Congress set to decide on sending more stimulus checks out to Americans this year, White House says

CONGRESS will decide whether or not to send hard-hit Americans more stimulus checks this year, the White House says.

During a press conference on Tuesday, Jen Psaki told reporters that more relief payments would be an expensive measure for the federal government.


"We'll see what members of Congress propose, but those are not free," she said, touting the overhauled child tax credit in Biden's stimulus plan.

This increased the amount to $3,600 for each child aged five and under, while parents of six to 17 year-olds would get $,3000 per child.

Biden's $1.8 trillion economic plan stipulates that child allowance will continue through 2025.

Psaki continued: "If passed, the families of tens of millions of children will continue to get regular payments.

"Obviously, we're continuing to evaluate what their needs are — to continue to get the pandemic under control, put people back to work, but we think that's a proposal with a long-term benefit."

In March, the huge relief package included a round of $1,400 stimulus checks for people earning $75,000 and below, as well as couples who make under $150,000 a year.


But people who make $80,000 were ineligible to receive it – likewise, couples who are making $160,000 per annum.

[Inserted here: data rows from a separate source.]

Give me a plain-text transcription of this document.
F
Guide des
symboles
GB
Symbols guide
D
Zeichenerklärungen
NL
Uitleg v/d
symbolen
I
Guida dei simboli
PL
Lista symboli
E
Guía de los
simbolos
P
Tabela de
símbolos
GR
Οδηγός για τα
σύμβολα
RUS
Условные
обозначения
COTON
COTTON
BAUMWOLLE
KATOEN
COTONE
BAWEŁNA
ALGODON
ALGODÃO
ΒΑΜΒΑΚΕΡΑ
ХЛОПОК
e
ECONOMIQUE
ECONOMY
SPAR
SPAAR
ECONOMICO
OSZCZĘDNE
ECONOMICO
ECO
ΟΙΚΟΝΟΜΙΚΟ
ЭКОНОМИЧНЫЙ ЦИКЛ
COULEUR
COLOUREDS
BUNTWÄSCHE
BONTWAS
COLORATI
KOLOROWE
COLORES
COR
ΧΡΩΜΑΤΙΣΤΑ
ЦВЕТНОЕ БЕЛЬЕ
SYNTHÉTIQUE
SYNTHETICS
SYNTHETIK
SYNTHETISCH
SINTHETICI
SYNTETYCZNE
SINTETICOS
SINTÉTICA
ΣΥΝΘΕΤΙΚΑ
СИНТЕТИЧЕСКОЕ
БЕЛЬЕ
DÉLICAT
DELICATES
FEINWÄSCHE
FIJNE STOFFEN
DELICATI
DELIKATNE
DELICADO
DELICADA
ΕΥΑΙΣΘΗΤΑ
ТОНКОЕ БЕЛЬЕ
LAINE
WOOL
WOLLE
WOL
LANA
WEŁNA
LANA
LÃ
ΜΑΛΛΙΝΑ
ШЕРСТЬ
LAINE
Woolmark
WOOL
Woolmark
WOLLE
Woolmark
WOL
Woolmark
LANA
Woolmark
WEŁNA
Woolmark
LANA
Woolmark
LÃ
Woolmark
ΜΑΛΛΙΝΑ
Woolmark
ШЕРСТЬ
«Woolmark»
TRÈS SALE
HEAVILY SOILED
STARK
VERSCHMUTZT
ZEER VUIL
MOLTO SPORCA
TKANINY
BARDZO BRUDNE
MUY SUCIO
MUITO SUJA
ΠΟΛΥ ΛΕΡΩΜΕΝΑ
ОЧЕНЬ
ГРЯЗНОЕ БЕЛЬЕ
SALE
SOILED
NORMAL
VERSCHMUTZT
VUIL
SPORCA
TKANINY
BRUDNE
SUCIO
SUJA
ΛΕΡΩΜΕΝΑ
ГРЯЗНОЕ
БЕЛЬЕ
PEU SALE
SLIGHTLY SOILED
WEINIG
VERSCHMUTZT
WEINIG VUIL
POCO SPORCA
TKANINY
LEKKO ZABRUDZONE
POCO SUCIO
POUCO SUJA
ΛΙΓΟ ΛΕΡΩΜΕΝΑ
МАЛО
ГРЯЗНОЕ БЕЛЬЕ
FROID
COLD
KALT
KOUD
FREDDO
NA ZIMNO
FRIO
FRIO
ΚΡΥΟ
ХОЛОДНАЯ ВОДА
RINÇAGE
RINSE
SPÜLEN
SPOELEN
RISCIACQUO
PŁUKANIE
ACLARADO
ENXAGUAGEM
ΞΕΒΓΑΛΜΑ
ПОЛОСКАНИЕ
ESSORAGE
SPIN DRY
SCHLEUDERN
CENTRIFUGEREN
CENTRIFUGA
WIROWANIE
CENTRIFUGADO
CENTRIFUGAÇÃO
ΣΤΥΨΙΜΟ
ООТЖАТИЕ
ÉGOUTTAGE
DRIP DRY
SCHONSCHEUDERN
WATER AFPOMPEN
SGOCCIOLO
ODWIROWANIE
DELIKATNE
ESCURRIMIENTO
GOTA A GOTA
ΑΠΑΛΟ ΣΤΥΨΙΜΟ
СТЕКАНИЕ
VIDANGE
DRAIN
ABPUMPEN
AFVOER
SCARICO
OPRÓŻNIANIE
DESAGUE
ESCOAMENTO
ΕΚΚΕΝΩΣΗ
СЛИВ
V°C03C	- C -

The $1,400 payment followed two payments of $1,200 and $600 sent out to people last year.

Earlier this year, moderate Democrats pushed to cut off eligibility for wealthier Americans who kept their jobs while receiving the payment.

Biden agreed with this but members of the Republican Party appear to be against sending out the fourth payment as a result of the cost and the resulting debt.

Nevertheless, liberal lawmakers, like Senators Bernie Sanders, Elizabeth Warren, and Rep Alexandria Ocasio-Cortez, are demanding reoccurring stimulus checks until the Covid-19 crisis is over

Additionally, the Economic Security Project said fourth and fifth direct payments would keep 12 million people out of poverty in the wake of the pandemic.

Some members of the Democratic Party are concerned with Biden's big spending plans and are concerned it could cost the party the House next year.

One Dem strategist told The Hill: “I can see the ads now: ‘Joe Biden the $6 trillion dollar man.' Most Americans want the government to work but spending $6 trillion doesn’t make political sense.”

“Democrats are like kids being given the keys to the candy store right now,” agreed another. “We have all this candy, and we’ll worry about the stomach ache later.”